Paula Baracho / Paula Ribeiro

Personal information
- Full name: Paula Baracho Rosas Ribeiro
- Nationality: Brazil
- Born: July 31, 1981 (age 44) Recife, Pernambuco, Brazil
- Height: 1.80 m (5 ft 11 in)
- Weight: 66 kg (146 lb)

Sport
- Sport: Swimming
- Strokes: Freestyle, Backstroke

Medal record
Women's swimming
Representing Brazil
Pan American Games
| Silver medal – second place | 2003 Santo Domingo | 4x200 m free |
| Bronze medal – third place | 1999 Winnipeg | 4x200 m free |
| Bronze medal – third place | 2007 Rio | 4x200 m free |

= Paula Baracho =

Brazilian swimmer (born 1981)

Paula Baracho Rosas Ribeiro (born July 31, 1981 in Recife, Brazil) is a freestyle swimmer from Brazil.

== Early years ==

At eight years old, she suffered from a serious allergy, and the family doctor advised her mother to take her daughter to a pool to "unlock the nose." She left the swimming school several times, and came to volleyball coaching. Thanks to a mother's attitude, who charged your decision, Paula opted to continue swimming. Soon, got a taste for sport and began to devote herself. In 2003, she left Recife and moved to São Paulo, where she went on to defend the Esporte Clube Pinheiros.

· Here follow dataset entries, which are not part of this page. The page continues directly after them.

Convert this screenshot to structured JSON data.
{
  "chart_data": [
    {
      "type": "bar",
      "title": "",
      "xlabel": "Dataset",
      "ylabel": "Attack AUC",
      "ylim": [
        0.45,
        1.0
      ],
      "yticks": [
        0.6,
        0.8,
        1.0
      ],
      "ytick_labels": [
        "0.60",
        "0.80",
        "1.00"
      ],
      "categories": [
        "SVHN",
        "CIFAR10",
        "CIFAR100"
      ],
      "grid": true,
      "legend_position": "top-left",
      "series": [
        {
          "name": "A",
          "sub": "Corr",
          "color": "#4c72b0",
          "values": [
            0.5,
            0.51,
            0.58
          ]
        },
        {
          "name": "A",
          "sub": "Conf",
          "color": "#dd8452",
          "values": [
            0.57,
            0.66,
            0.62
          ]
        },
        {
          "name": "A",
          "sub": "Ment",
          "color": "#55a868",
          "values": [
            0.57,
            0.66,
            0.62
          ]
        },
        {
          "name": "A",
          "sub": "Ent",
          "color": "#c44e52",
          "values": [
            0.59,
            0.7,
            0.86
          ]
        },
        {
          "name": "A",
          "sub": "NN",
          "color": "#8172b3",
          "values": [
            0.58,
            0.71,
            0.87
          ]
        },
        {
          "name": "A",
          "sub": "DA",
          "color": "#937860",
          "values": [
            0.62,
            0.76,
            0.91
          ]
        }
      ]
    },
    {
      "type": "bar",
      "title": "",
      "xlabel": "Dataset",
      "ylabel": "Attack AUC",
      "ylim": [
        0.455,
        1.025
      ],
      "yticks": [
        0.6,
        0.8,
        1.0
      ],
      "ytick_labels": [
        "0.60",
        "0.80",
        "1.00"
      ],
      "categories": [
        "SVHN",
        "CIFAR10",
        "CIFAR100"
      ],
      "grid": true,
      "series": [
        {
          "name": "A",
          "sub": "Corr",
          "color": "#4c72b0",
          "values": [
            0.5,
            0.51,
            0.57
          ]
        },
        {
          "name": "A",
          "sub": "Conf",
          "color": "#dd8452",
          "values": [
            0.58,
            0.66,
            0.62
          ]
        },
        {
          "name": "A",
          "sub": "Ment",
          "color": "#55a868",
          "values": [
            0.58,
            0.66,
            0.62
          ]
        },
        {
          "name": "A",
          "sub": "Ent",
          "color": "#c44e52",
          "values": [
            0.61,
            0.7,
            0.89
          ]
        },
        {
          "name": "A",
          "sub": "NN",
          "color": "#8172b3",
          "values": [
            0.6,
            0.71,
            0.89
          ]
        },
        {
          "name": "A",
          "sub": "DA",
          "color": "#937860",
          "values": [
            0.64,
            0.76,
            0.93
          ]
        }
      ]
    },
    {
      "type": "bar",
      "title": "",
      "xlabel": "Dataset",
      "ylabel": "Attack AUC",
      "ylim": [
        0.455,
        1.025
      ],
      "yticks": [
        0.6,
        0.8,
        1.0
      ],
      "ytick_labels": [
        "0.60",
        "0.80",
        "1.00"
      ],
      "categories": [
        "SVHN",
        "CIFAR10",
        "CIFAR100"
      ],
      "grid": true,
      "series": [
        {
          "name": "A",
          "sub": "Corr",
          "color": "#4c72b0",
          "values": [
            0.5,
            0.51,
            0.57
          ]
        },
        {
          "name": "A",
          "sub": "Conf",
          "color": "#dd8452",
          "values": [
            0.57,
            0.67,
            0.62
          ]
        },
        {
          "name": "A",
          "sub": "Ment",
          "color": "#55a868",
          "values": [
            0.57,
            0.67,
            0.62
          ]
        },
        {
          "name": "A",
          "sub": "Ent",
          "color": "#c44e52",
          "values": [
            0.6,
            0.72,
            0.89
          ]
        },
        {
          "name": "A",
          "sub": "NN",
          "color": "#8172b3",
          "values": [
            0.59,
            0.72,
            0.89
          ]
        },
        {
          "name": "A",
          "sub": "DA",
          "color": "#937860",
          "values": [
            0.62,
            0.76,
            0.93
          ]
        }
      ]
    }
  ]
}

== International career ==

At 18 years old, in 1999 Pan American Games in Winnipeg, won the bronze medal in the 4×200-metre freestyle team as a reserve.

At the 2000 FINA World Swimming Championships (25 m), in Athens, Baracho finished 9th in the 4×200-metre freestyle.

At the 2002 FINA World Swimming Championships (25 m), in Moscow, repeated the 9th place in the 4×200-metre freestyle in 2000.

Participating in the 2003 World Aquatics Championships, in Barcelona, she finished 12th in the 4×200-metre freestyle.

She won the silver medal in the women's 4×200-metre freestyle relay at the 2003 Pan American Games in Santo Domingo, Dominican Republic. breaking the South American record, with a time of 8:10.54, along with Monique Ferreira, Mariana Brochado and Ana Muniz. She also finished 4th in the 4×100-metre medley, and 7th in the 100-metre backstroke.

At the 2004 Summer Olympics, in Athens, she was in the 4×200-metre freestyle final, finishing in 7th place. At this final, broke the South American record with a time of 8:05.29, along with Joanna Maranhão, Mariana Brochado and Monique Ferreira.

She was in the 2004 FINA World Swimming Championships (25 m), in Indianapolis, where she finished 11th in the 200-metre freestyle and was in the 4×200-metre freestyle final, finishing in 6th place.

At the 2005 World Aquatics Championships, in Montreal, she finished 13th in the 4×200-metre freestyle

Participated in the 2006 FINA World Swimming Championships (25 m), in Shanghai, where she finished 34th in the 200-metre freestyle and 9th in the 4×200-metre freestyle.

In 2006, she went through a difficult period of his career. The athlete suffered several bouts of tonsillitis, which made her lose a lot of pace training. Without having expectations for a rapid recovery, Paula returned home in September 2006. In 2007, she was in third semester of Physical Education, at the Maurício de Nassau University.

At the 2007 Pan American Games, in Rio de Janeiro, Baracho won the bronze medal in the 4×200-metre freestyle. She was also ranked 8th in the 200-metre backstroke

== After professional swimming ==

In 2008, she began to move away from pools. In 2010, became swimming coach.